# Companies that deliver to Canada, pipe tobacco redux



## mathil (Mar 31, 2008)

Looking for good PIPE sites that will ship to Canada. If this has been covered somewhere else, call me an idiot, but there's no sticky and I couldn't dig anything up with the search.

Thanks for the help!p


----------



## Phil The Thrill (May 3, 2008)

4noggins.com. Good guy, good service. Waiting for a package right now.


----------



## Alyks (Jun 2, 2007)

Phil The Thrill said:


> 4noggins.com. Good guy, good service. Waiting for a package right now.


I've had nothing but good experiences from these guys. I too am waiting for a package from them. I've never had a problem with them.
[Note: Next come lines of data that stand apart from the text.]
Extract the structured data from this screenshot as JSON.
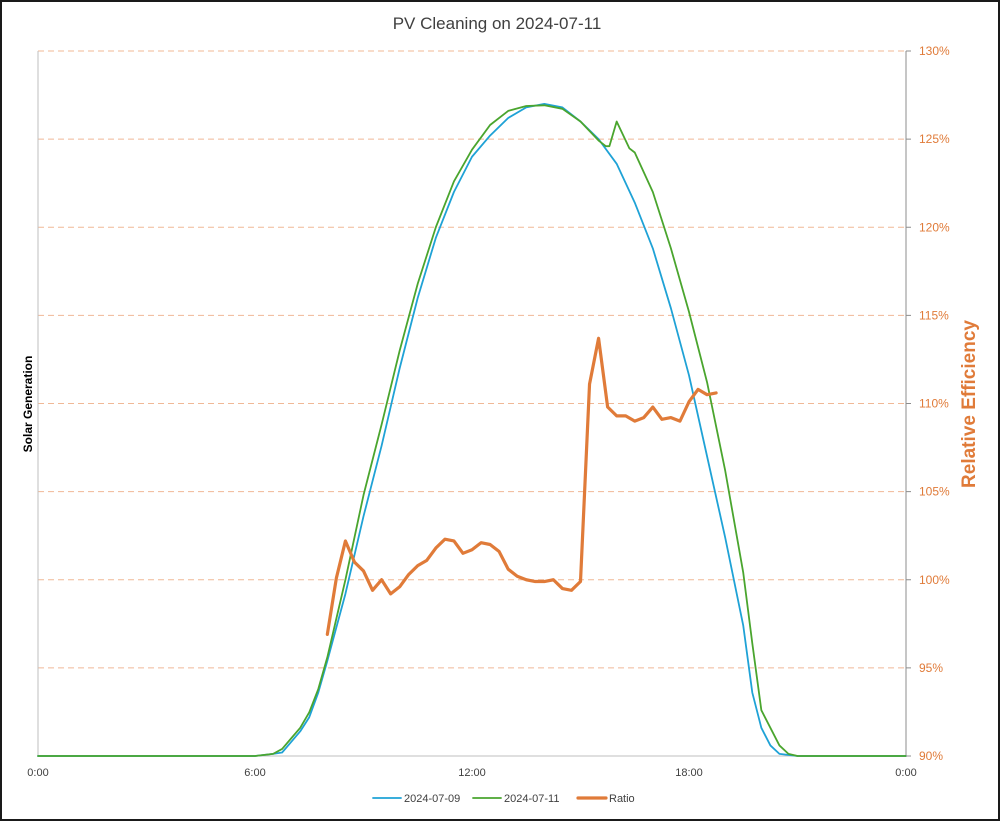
{
  "chart_data": {
    "type": "line",
    "title": "PV Cleaning on 2024-07-11",
    "ylabel_left": "Solar Generation",
    "ylabel_right": "Relative Efficiency",
    "x_ticks": [
      "0:00",
      "6:00",
      "12:00",
      "18:00",
      "0:00"
    ],
    "x_range_hours": [
      0,
      24
    ],
    "y_right_ticks": [
      "90%",
      "95%",
      "100%",
      "105%",
      "110%",
      "115%",
      "120%",
      "125%",
      "130%"
    ],
    "y_right_range_percent": [
      90,
      130
    ],
    "y_left_range": [
      0,
      100
    ],
    "grid": "horizontal dashed",
    "legend_position": "bottom",
    "colors": {
      "gen_0709": "#1fa2d6",
      "gen_0711": "#4aa52e",
      "ratio": "#e07b39",
      "grid": "#f0b896",
      "axis": "#bfbfbf"
    },
    "series": [
      {
        "name": "2024-07-09",
        "axis": "left",
        "points": [
          [
            0,
            0
          ],
          [
            6,
            0
          ],
          [
            6.5,
            0.3
          ],
          [
            6.75,
            0.5
          ],
          [
            7,
            2
          ],
          [
            7.25,
            3.5
          ],
          [
            7.5,
            5.5
          ],
          [
            7.75,
            9
          ],
          [
            8,
            13.5
          ],
          [
            8.5,
            23
          ],
          [
            9,
            34
          ],
          [
            9.5,
            44
          ],
          [
            10,
            55
          ],
          [
            10.5,
            65
          ],
          [
            11,
            73.5
          ],
          [
            11.5,
            80
          ],
          [
            12,
            85
          ],
          [
            12.5,
            88
          ],
          [
            13,
            90.5
          ],
          [
            13.5,
            92
          ],
          [
            14,
            92.5
          ],
          [
            14.5,
            92
          ],
          [
            15,
            90
          ],
          [
            15.5,
            87.5
          ],
          [
            16,
            84
          ],
          [
            16.5,
            78.5
          ],
          [
            17,
            72
          ],
          [
            17.5,
            63.5
          ],
          [
            18,
            54
          ],
          [
            18.5,
            42.5
          ],
          [
            19,
            31
          ],
          [
            19.5,
            18.5
          ],
          [
            19.75,
            9
          ],
          [
            20,
            4
          ],
          [
            20.25,
            1.5
          ],
          [
            20.5,
            0.3
          ],
          [
            21,
            0
          ],
          [
            24,
            0
          ]
        ]
      },
      {
        "name": "2024-07-11",
        "axis": "left",
        "points": [
          [
            0,
            0
          ],
          [
            6,
            0
          ],
          [
            6.5,
            0.3
          ],
          [
            6.75,
            1
          ],
          [
            7,
            2.5
          ],
          [
            7.25,
            4
          ],
          [
            7.5,
            6.2
          ],
          [
            7.75,
            9.5
          ],
          [
            8,
            14
          ],
          [
            8.5,
            25
          ],
          [
            9,
            37
          ],
          [
            9.5,
            47
          ],
          [
            10,
            57.5
          ],
          [
            10.5,
            67
          ],
          [
            11,
            75
          ],
          [
            11.5,
            81.5
          ],
          [
            12,
            86
          ],
          [
            12.5,
            89.5
          ],
          [
            13,
            91.5
          ],
          [
            13.5,
            92.2
          ],
          [
            14,
            92.3
          ],
          [
            14.5,
            91.8
          ],
          [
            15,
            90
          ],
          [
            15.5,
            87.3
          ],
          [
            15.7,
            86.5
          ],
          [
            15.8,
            86.5
          ],
          [
            16,
            90
          ],
          [
            16.35,
            86.2
          ],
          [
            16.5,
            85.6
          ],
          [
            17,
            80
          ],
          [
            17.5,
            72
          ],
          [
            18,
            63
          ],
          [
            18.5,
            53
          ],
          [
            19,
            40.5
          ],
          [
            19.5,
            26
          ],
          [
            19.75,
            16
          ],
          [
            20,
            6.5
          ],
          [
            20.25,
            4
          ],
          [
            20.5,
            1.5
          ],
          [
            20.75,
            0.3
          ],
          [
            21,
            0
          ],
          [
            24,
            0
          ]
        ]
      },
      {
        "name": "Ratio",
        "axis": "right",
        "points": [
          [
            8,
            96.9
          ],
          [
            8.25,
            100.1
          ],
          [
            8.5,
            102.2
          ],
          [
            8.75,
            101
          ],
          [
            9,
            100.5
          ],
          [
            9.25,
            99.4
          ],
          [
            9.5,
            100
          ],
          [
            9.75,
            99.2
          ],
          [
            10,
            99.6
          ],
          [
            10.25,
            100.3
          ],
          [
            10.5,
            100.8
          ],
          [
            10.75,
            101.1
          ],
          [
            11,
            101.8
          ],
          [
            11.25,
            102.3
          ],
          [
            11.5,
            102.2
          ],
          [
            11.75,
            101.5
          ],
          [
            12,
            101.7
          ],
          [
            12.25,
            102.1
          ],
          [
            12.5,
            102
          ],
          [
            12.75,
            101.6
          ],
          [
            13,
            100.6
          ],
          [
            13.25,
            100.2
          ],
          [
            13.5,
            100
          ],
          [
            13.75,
            99.9
          ],
          [
            14,
            99.9
          ],
          [
            14.25,
            100
          ],
          [
            14.5,
            99.5
          ],
          [
            14.75,
            99.4
          ],
          [
            15,
            99.9
          ],
          [
            15.25,
            111.1
          ],
          [
            15.5,
            113.7
          ],
          [
            15.75,
            109.8
          ],
          [
            16,
            109.3
          ],
          [
            16.25,
            109.3
          ],
          [
            16.5,
            109
          ],
          [
            16.75,
            109.2
          ],
          [
            17,
            109.8
          ],
          [
            17.25,
            109.1
          ],
          [
            17.5,
            109.2
          ],
          [
            17.75,
            109
          ],
          [
            18,
            110.1
          ],
          [
            18.25,
            110.8
          ],
          [
            18.5,
            110.5
          ],
          [
            18.75,
            110.6
          ]
        ]
      }
    ]
  }
}
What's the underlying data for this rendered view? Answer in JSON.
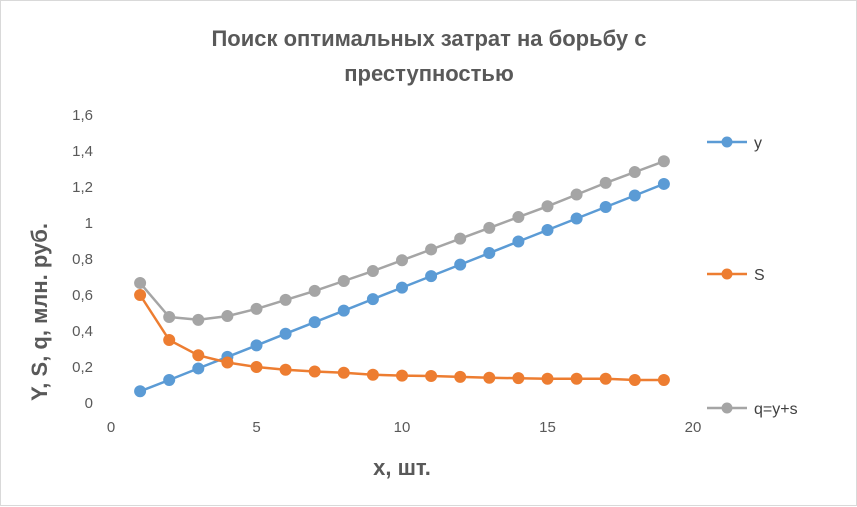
{
  "chart_data": {
    "type": "scatter",
    "title_line1": "Поиск оптимальных затрат на борьбу с",
    "title_line2": "преступностью",
    "xlabel": "x, шт.",
    "ylabel": "Y, S, q, млн. руб.",
    "xlim": [
      0,
      20
    ],
    "ylim": [
      0,
      1.6
    ],
    "x_ticks": [
      "0",
      "5",
      "10",
      "15",
      "20"
    ],
    "y_ticks": [
      "0",
      "0,2",
      "0,4",
      "0,6",
      "0,8",
      "1",
      "1,2",
      "1,4",
      "1,6"
    ],
    "grid": "none",
    "legend_position": "right",
    "series": [
      {
        "name": "y",
        "color": "#5b9bd5",
        "x": [
          1,
          2,
          3,
          4,
          5,
          6,
          7,
          8,
          9,
          10,
          11,
          12,
          13,
          14,
          15,
          16,
          17,
          18,
          19
        ],
        "values": [
          0.065,
          0.128,
          0.192,
          0.256,
          0.32,
          0.385,
          0.449,
          0.513,
          0.577,
          0.641,
          0.705,
          0.769,
          0.833,
          0.897,
          0.961,
          1.025,
          1.089,
          1.153,
          1.217
        ]
      },
      {
        "name": "S",
        "color": "#ed7d31",
        "x": [
          1,
          2,
          3,
          4,
          5,
          6,
          7,
          8,
          9,
          10,
          11,
          12,
          13,
          14,
          15,
          16,
          17,
          18,
          19
        ],
        "values": [
          0.6,
          0.35,
          0.265,
          0.225,
          0.2,
          0.185,
          0.175,
          0.168,
          0.157,
          0.152,
          0.15,
          0.145,
          0.14,
          0.138,
          0.135,
          0.135,
          0.135,
          0.128,
          0.128
        ]
      },
      {
        "name": "q=y+s",
        "color": "#a5a5a5",
        "x": [
          1,
          2,
          3,
          4,
          5,
          6,
          7,
          8,
          9,
          10,
          11,
          12,
          13,
          14,
          15,
          16,
          17,
          18,
          19
        ],
        "values": [
          0.667,
          0.478,
          0.462,
          0.483,
          0.523,
          0.573,
          0.623,
          0.678,
          0.733,
          0.793,
          0.853,
          0.913,
          0.973,
          1.033,
          1.093,
          1.158,
          1.223,
          1.283,
          1.343
        ]
      }
    ]
  }
}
I'll relay a story from a different post. Back in Feb. I placed an order which included SG chocolate flake. Rich mistakenly sent me GH Bob's chocolate; which seems like an easy mistake to make. I opened on of the jars in which I had put it to age and realized the mistake. I wrote to Rich to warn him about a potentially mislabeled jar and specifically told him that I was not looking for anything in return for the mistake, so he wrote me back and told me he was going to send me the correct blend with my next order. That was 5 months ago, I received the chocolate flake as promised. Rich knows how to do business I recommend 4noggins to anyone.


----------



## Phil The Thrill (May 3, 2008)

On the vein of waiting for packages, what is their usual delivery time? I'm not really impatient, just curious. Well, I shouldn't lie, I really wanna try some Nightcap p


----------



## perogee (Feb 29, 2008)

I also highly recommend 4noggins. I have received multiple orders from them (also waiting on another  ) and never a problem. For me, it has always been around a week and a half for delivery (give or take a couple of days).


----------



## Alyks (Jun 2, 2007)

It usually takes them a couple of days to get the package out, and it usually gets here within a week from the day it's sent out. So yeah, I'll also have to say about a week and a half from the day I place the order.


----------



## Phil The Thrill (May 3, 2008)

Ah, much thanks both of you.


----------



## mathil (Mar 31, 2008)

Well, seems like 4noggins is the "Taboo" of the pipe world!

I'll give em a shot!


----------



## weetone (Oct 3, 2007)

I have talked a bit with Cup o Joes, and I believe they are willing to ship to Canada.


----------



## YourNoob (Jan 19, 2010)

Just wondering, i know you guys buy alot of your tobaccos from 4noggins, but where do you guys order your pipes online?
4noggins selection seems limited and pipesandcigars.com's shipping is insanely high.


----------



## 4noggins (May 9, 2009)

Hey Mike,

If there is a specific pipe you want, let me know and I'll see if I can get it for you. I also have about 60 Savinelli, Peterson and Stanwells that I have that still need to be photographed, measured and listed on my site. Maybe I actually have what you're looking for.

Shoot me an email. The address is on my website


----------



## Mad Hatter (Apr 8, 2007)

YourNoob said:


> Just wondering, i know you guys buy alot of your tobaccos from 4noggins, but where do you guys order your pipes online?
> 4noggins selection seems limited and pipesandcigars.com's shipping is insanely high.


I buy most of my new pipes from Smokingpipes.com


----------



## hawg (Feb 26, 2010)

I order from Pipes and cigars and have had extremely good service. I got stung at the border for $32.00 (taxes)for 12oz, but it is still way way cheaper than buying in canada.


----------